Gifts from the Lord
The mid-year issue of the International Justice Mission, KALAYAAN, has many thoughts and reminders for us who are determined to be of assistance to the youth.
First is the quote from the Psalms: “Children are a gift from the Lord; they are a reward from Him.”
It also shares the unfolding mystery of freedom as they declare: “In our journey to end online sexual exploitation of children, one may observe that freedom can be defined by rescue.
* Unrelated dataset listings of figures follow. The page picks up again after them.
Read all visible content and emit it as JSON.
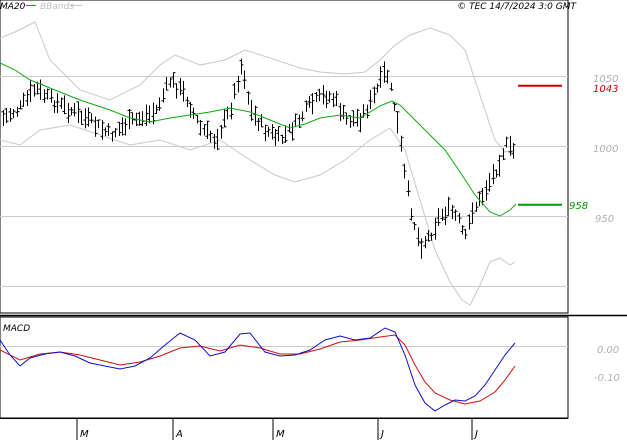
{
  "header": {
    "legend_ma": "MA20",
    "legend_bb": "BBands",
    "source": "© TEC 14/7/2024 3:0 GMT"
  },
  "colors": {
    "price": "#000000",
    "ma": "#11aa11",
    "bbands": "#c8c8c8",
    "resistance": "#cc0000",
    "support": "#009900",
    "macd": "#1010cc",
    "signal": "#cc1010",
    "grid": "#cccccc"
  },
  "chart_data": [
    {
      "type": "ohlc",
      "ylim": [
        888,
        1074
      ],
      "yticks": [
        950,
        1000,
        1050
      ],
      "ytick_labels": [
        "950",
        "1000",
        "1050"
      ],
      "xtick_labels": [
        "M",
        "A",
        "M",
        "J",
        "J"
      ],
      "series": [
        {
          "name": "MA20",
          "kind": "line"
        },
        {
          "name": "BBands",
          "kind": "band"
        }
      ],
      "levels": [
        {
          "value": 1043,
          "label": "1043",
          "color": "#cc0000"
        },
        {
          "value": 958,
          "label": "958",
          "color": "#009900"
        }
      ]
    },
    {
      "type": "line",
      "title": "MACD",
      "ylim": [
        -0.17,
        0.045
      ],
      "yticks": [
        0.0,
        -0.1
      ],
      "ytick_labels": [
        "0.00",
        "-0.10"
      ]
    }
  ]
}
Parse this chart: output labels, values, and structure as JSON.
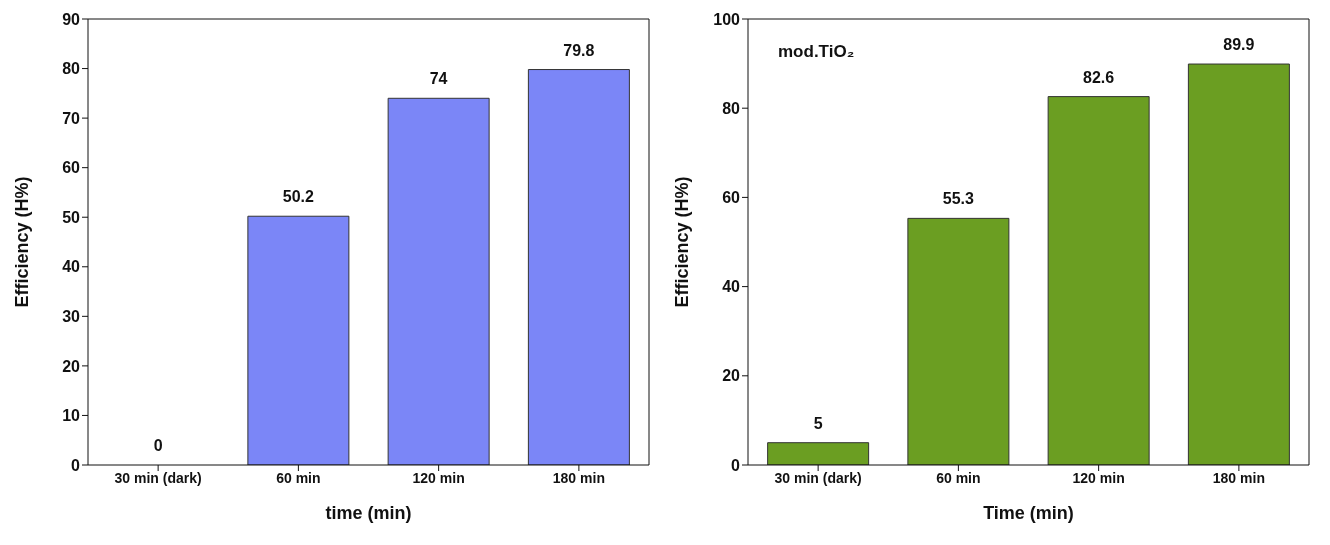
{
  "chart_data": [
    {
      "type": "bar",
      "categories": [
        "30 min (dark)",
        "60 min",
        "120 min",
        "180 min"
      ],
      "values": [
        0,
        50.2,
        74,
        79.8
      ],
      "color": "#7b86f7",
      "xlabel": "time (min)",
      "ylabel": "Efficiency (H%)",
      "ylim": [
        0,
        90
      ],
      "yticks": [
        0,
        10,
        20,
        30,
        40,
        50,
        60,
        70,
        80,
        90
      ],
      "data_labels": true,
      "grid": false,
      "legend": false
    },
    {
      "type": "bar",
      "title": "mod.TiO₂",
      "categories": [
        "30 min (dark)",
        "60 min",
        "120 min",
        "180 min"
      ],
      "values": [
        5,
        55.3,
        82.6,
        89.9
      ],
      "color": "#6b9e22",
      "xlabel": "Time (min)",
      "ylabel": "Efficiency (H%)",
      "ylim": [
        0,
        100
      ],
      "yticks": [
        0,
        20,
        40,
        60,
        80,
        100
      ],
      "data_labels": true,
      "grid": false,
      "legend": false
    }
  ]
}
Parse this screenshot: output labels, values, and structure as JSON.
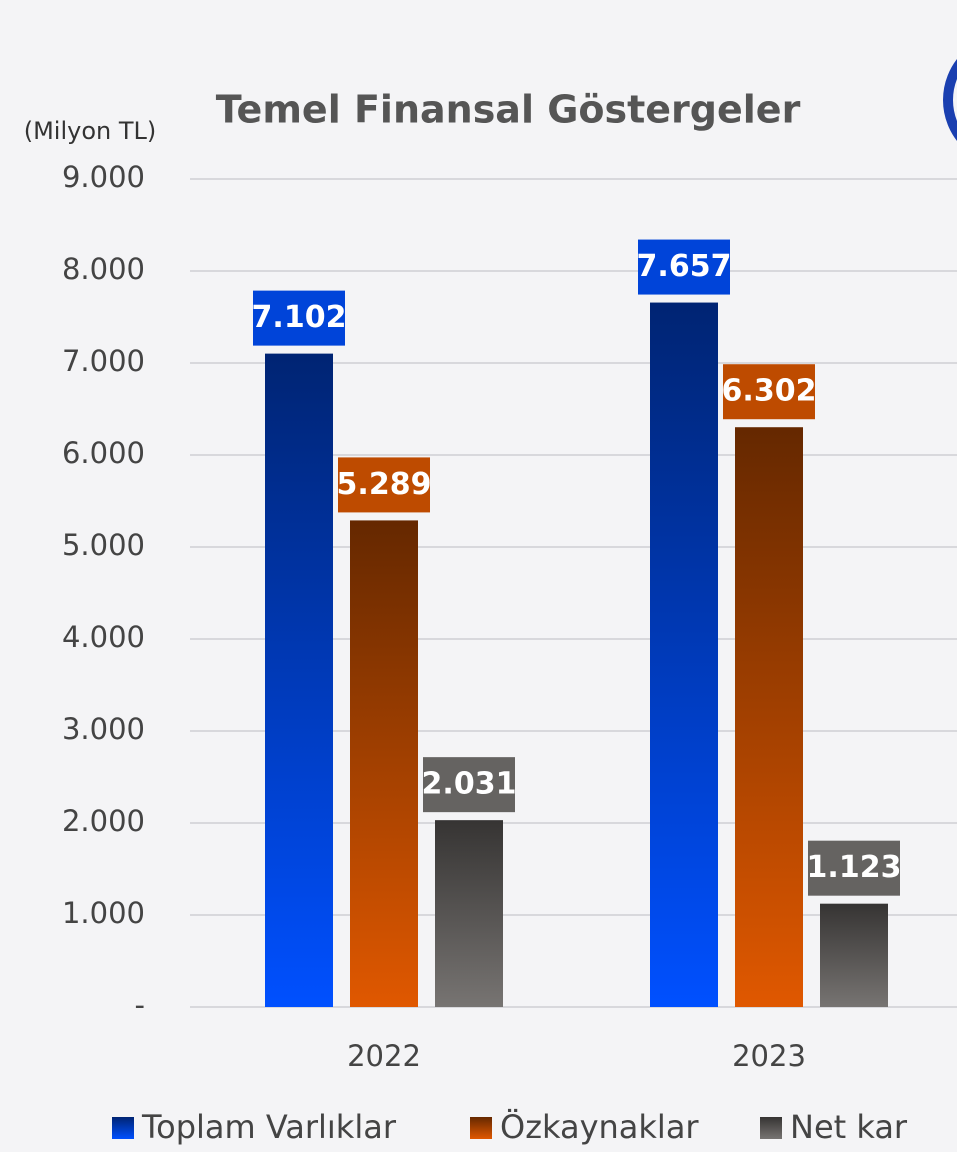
{
  "chart_data": {
    "type": "bar",
    "title": "Temel Finansal Göstergeler",
    "y_axis_label": "(Milyon TL)",
    "categories": [
      "2022",
      "2023"
    ],
    "series": [
      {
        "name": "Toplam Varlıklar",
        "color": "#0050ff",
        "values": [
          7102,
          7657
        ],
        "value_labels": [
          "7.102",
          "7.657"
        ]
      },
      {
        "name": "Özkaynaklar",
        "color": "#e05800",
        "values": [
          5289,
          6302
        ],
        "value_labels": [
          "5.289",
          "6.302"
        ]
      },
      {
        "name": "Net kar",
        "color": "#777472",
        "values": [
          2031,
          1123
        ],
        "value_labels": [
          "2.031",
          "1.123"
        ]
      }
    ],
    "ylim": [
      0,
      9000
    ],
    "yticks": [
      {
        "value": 0,
        "label": "-"
      },
      {
        "value": 1000,
        "label": "1.000"
      },
      {
        "value": 2000,
        "label": "2.000"
      },
      {
        "value": 3000,
        "label": "3.000"
      },
      {
        "value": 4000,
        "label": "4.000"
      },
      {
        "value": 5000,
        "label": "5.000"
      },
      {
        "value": 6000,
        "label": "6.000"
      },
      {
        "value": 7000,
        "label": "7.000"
      },
      {
        "value": 8000,
        "label": "8.000"
      },
      {
        "value": 9000,
        "label": "9.000"
      }
    ],
    "grid": true,
    "legend": "bottom"
  }
}
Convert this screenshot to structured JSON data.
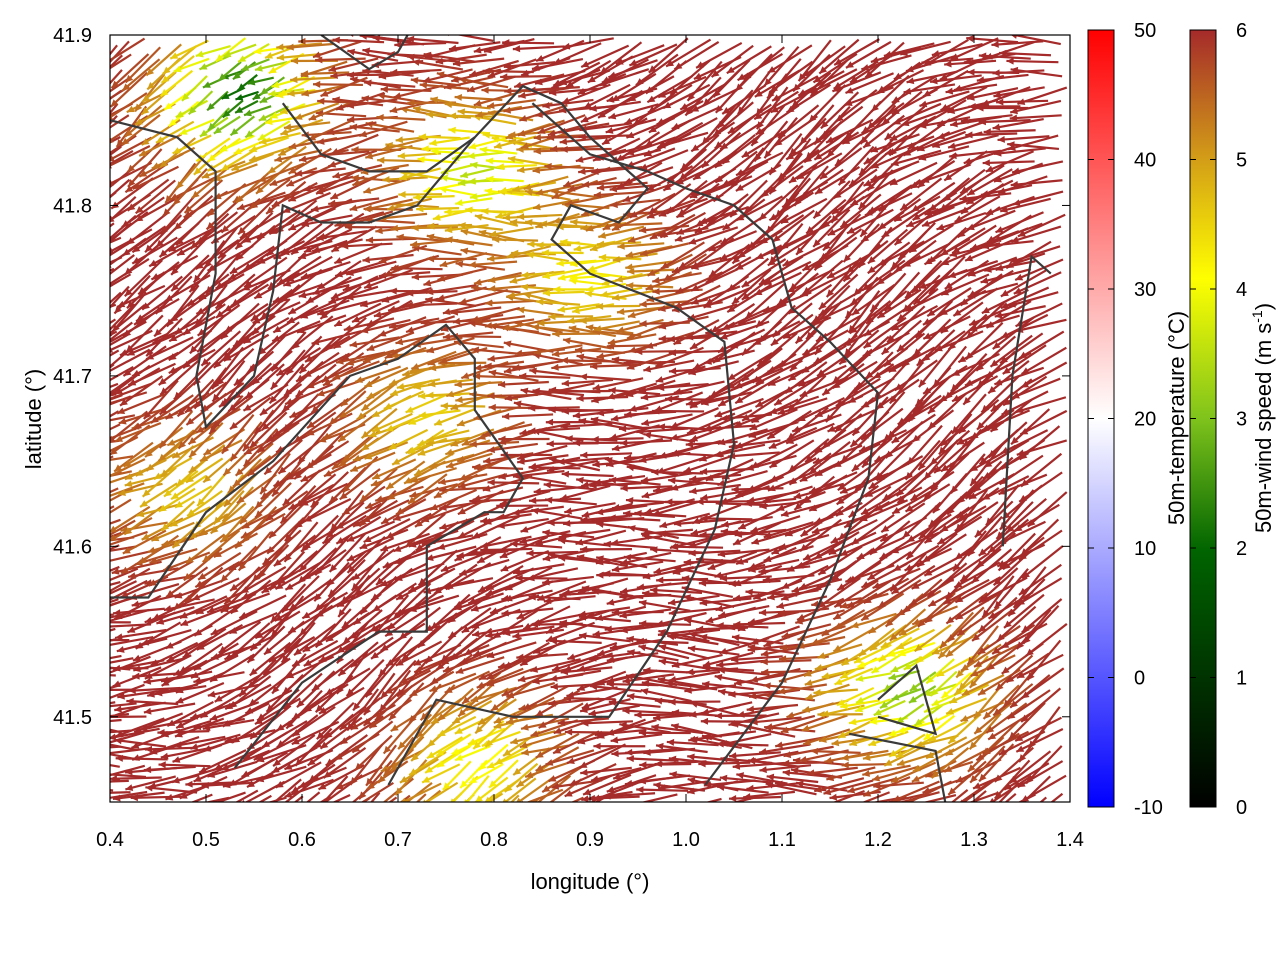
{
  "chart_data": {
    "type": "vector-field",
    "xlabel": "longitude (°)",
    "ylabel": "latitude (°)",
    "xlim": [
      0.4,
      1.4
    ],
    "ylim": [
      41.45,
      41.9
    ],
    "x_ticks": [
      "0.4",
      "0.5",
      "0.6",
      "0.7",
      "0.8",
      "0.9",
      "1.0",
      "1.1",
      "1.2",
      "1.3",
      "1.4"
    ],
    "y_ticks": [
      "41.5",
      "41.6",
      "41.7",
      "41.8",
      "41.9"
    ],
    "temperature_colorbar": {
      "label": "50m-temperature (°C)",
      "range": [
        -10,
        50
      ],
      "ticks": [
        "-10",
        "0",
        "10",
        "20",
        "30",
        "40",
        "50"
      ],
      "colors": [
        "#0000ff",
        "#ffffff",
        "#ff0000"
      ]
    },
    "wind_colorbar": {
      "label_main": "50m-wind speed (m s",
      "label_sup": "-1",
      "label_end": ")",
      "range": [
        0,
        6
      ],
      "ticks": [
        "0",
        "1",
        "2",
        "3",
        "4",
        "5",
        "6"
      ],
      "colors": [
        "#000000",
        "#006400",
        "#7fc31c",
        "#ffff00",
        "#d4a017",
        "#a52a2a"
      ]
    },
    "field_summary": {
      "dominant_direction": "west-northwest",
      "dominant_speed": 6,
      "low_speed_zones": [
        {
          "lon": 0.55,
          "lat": 41.87,
          "speed": 2
        },
        {
          "lon": 0.8,
          "lat": 41.82,
          "speed": 3.5
        },
        {
          "lon": 0.92,
          "lat": 41.76,
          "speed": 4.2
        },
        {
          "lon": 0.75,
          "lat": 41.68,
          "speed": 4.5
        },
        {
          "lon": 0.5,
          "lat": 41.64,
          "speed": 4.6
        },
        {
          "lon": 1.25,
          "lat": 41.52,
          "speed": 3.0
        },
        {
          "lon": 0.8,
          "lat": 41.48,
          "speed": 4.0
        }
      ]
    },
    "contours": [
      [
        [
          0.4,
          41.85
        ],
        [
          0.47,
          41.84
        ],
        [
          0.51,
          41.82
        ],
        [
          0.51,
          41.76
        ],
        [
          0.49,
          41.7
        ],
        [
          0.5,
          41.67
        ],
        [
          0.55,
          41.7
        ],
        [
          0.57,
          41.75
        ],
        [
          0.58,
          41.8
        ],
        [
          0.62,
          41.79
        ],
        [
          0.67,
          41.79
        ],
        [
          0.72,
          41.8
        ],
        [
          0.78,
          41.84
        ],
        [
          0.83,
          41.87
        ],
        [
          0.87,
          41.86
        ],
        [
          0.9,
          41.84
        ],
        [
          0.96,
          41.81
        ],
        [
          0.93,
          41.79
        ],
        [
          0.88,
          41.8
        ],
        [
          0.86,
          41.78
        ],
        [
          0.9,
          41.76
        ],
        [
          0.99,
          41.74
        ],
        [
          1.04,
          41.72
        ],
        [
          1.05,
          41.66
        ],
        [
          1.03,
          41.61
        ],
        [
          0.98,
          41.55
        ],
        [
          0.92,
          41.5
        ],
        [
          0.82,
          41.5
        ],
        [
          0.74,
          41.51
        ],
        [
          0.69,
          41.46
        ]
      ],
      [
        [
          0.4,
          41.57
        ],
        [
          0.44,
          41.57
        ],
        [
          0.5,
          41.62
        ],
        [
          0.57,
          41.65
        ],
        [
          0.65,
          41.7
        ],
        [
          0.7,
          41.71
        ],
        [
          0.75,
          41.73
        ],
        [
          0.78,
          41.71
        ],
        [
          0.78,
          41.68
        ],
        [
          0.83,
          41.64
        ],
        [
          0.81,
          41.62
        ],
        [
          0.79,
          41.62
        ],
        [
          0.73,
          41.6
        ],
        [
          0.73,
          41.55
        ],
        [
          0.68,
          41.55
        ],
        [
          0.6,
          41.52
        ],
        [
          0.53,
          41.47
        ]
      ],
      [
        [
          0.62,
          41.9
        ],
        [
          0.67,
          41.88
        ],
        [
          0.7,
          41.89
        ],
        [
          0.72,
          41.91
        ]
      ],
      [
        [
          0.58,
          41.86
        ],
        [
          0.62,
          41.83
        ],
        [
          0.67,
          41.82
        ],
        [
          0.73,
          41.82
        ],
        [
          0.78,
          41.84
        ]
      ],
      [
        [
          0.84,
          41.86
        ],
        [
          0.88,
          41.84
        ],
        [
          0.9,
          41.83
        ],
        [
          0.96,
          41.82
        ],
        [
          1.0,
          41.81
        ],
        [
          1.05,
          41.8
        ],
        [
          1.09,
          41.78
        ],
        [
          1.11,
          41.74
        ],
        [
          1.15,
          41.72
        ],
        [
          1.2,
          41.69
        ],
        [
          1.19,
          41.64
        ],
        [
          1.15,
          41.58
        ],
        [
          1.1,
          41.52
        ],
        [
          1.02,
          41.46
        ]
      ],
      [
        [
          1.33,
          41.6
        ],
        [
          1.34,
          41.7
        ],
        [
          1.36,
          41.77
        ],
        [
          1.38,
          41.76
        ]
      ],
      [
        [
          1.17,
          41.49
        ],
        [
          1.26,
          41.48
        ],
        [
          1.27,
          41.45
        ]
      ],
      [
        [
          1.2,
          41.51
        ],
        [
          1.24,
          41.53
        ],
        [
          1.26,
          41.49
        ],
        [
          1.2,
          41.5
        ]
      ]
    ]
  }
}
And as we journey with our survivors one may say that freedom is also renewal and restoration.”
They also define freedom as: “this ability to not only escape the binds of whatever enslaves, but the ability to speak against it and to speak for those still under its grip.”
The entire issue celebrates the renewing power of God.
Organizational renewal has been experienced with new partnerships.
He has also blessed their clients as they moved towards empowerment.
The publication shares their stories and inspires us with revelations: “the power of a loving community and holistic aftercare;” “the resilience of a Filipino child and the joy of reunions and reconnections;” “forgiveness is possible and that there is wisdom in plea bargains;” and “the beauty of being rescued and that restoration from online sexual exploitation is possible.”
As we campaign against the trafficking in persons some things are worth noting.
First of all we have an expanded Anti-Trafficking Law which established “the necessary mechanisms for the protection and support of trafficked persons, providing penalties for its violations.”
As we all know trafficking in persons has been referred to as “modern day slavery.” While it is defined as: “the recruitment, obtaining, hiring, providing, offering, transportation, transfer, maintaining, harboring or receipt of persons with or without the victim’s consent or knowledge, within or across national borders by means of the use of threat, or use of force, or other forms of coercion, abduction, fraud, deception, abuse of power or position, taking advantage of the vulnerability of the person or the giving or receiving of payments or benefits to achieve the consent of a person having control over another person for the purpose of exploitation which incudes at a minimum, the exploitation or the prostitution of others or other forms of sexual exploitation or the prostitution of others or other forms sexual exploitation, forced labor or services, slavery, servitude or the removal or sale of organs,” the law includes: “the recruitment, transportation, transfer of a child for the purpose of exploitation or when the adoption is induced by any form of consideration for exploitative purposes shall be considered as ‘trafficking in persons’ even if it does not involve any of the means set forth in the preceding paragraph.”
The law penalizes all acts supporting and promoting trafficking in persons.
The difficulties to be faced in the process have been presented: “willing” victims; “victims have an emotional attachment to their perpetrators;” “Shame/traumatization/ insensitive handling or victim blaming by duty bearers;” “victims are paid off.”
But the law assures support services such as “counselling, free legal services, medical and psychological services, emergency shelter or appropriate housing, educational assistance for trafficked children, and even repatriation of trafficked persons.”
But the task remains to be accompanied by challenging difficulties.
International Justice Mission works with many partners from government such as the Philippine National Police, Congress (for funding support), as well as local government units; here it has been working closely with the Cebu Provincial Government.
And “Kalayaan” asserted: “Your Church can care for the rescued!”
In fact it was in a recollection that a victim decided on a “change of heart.”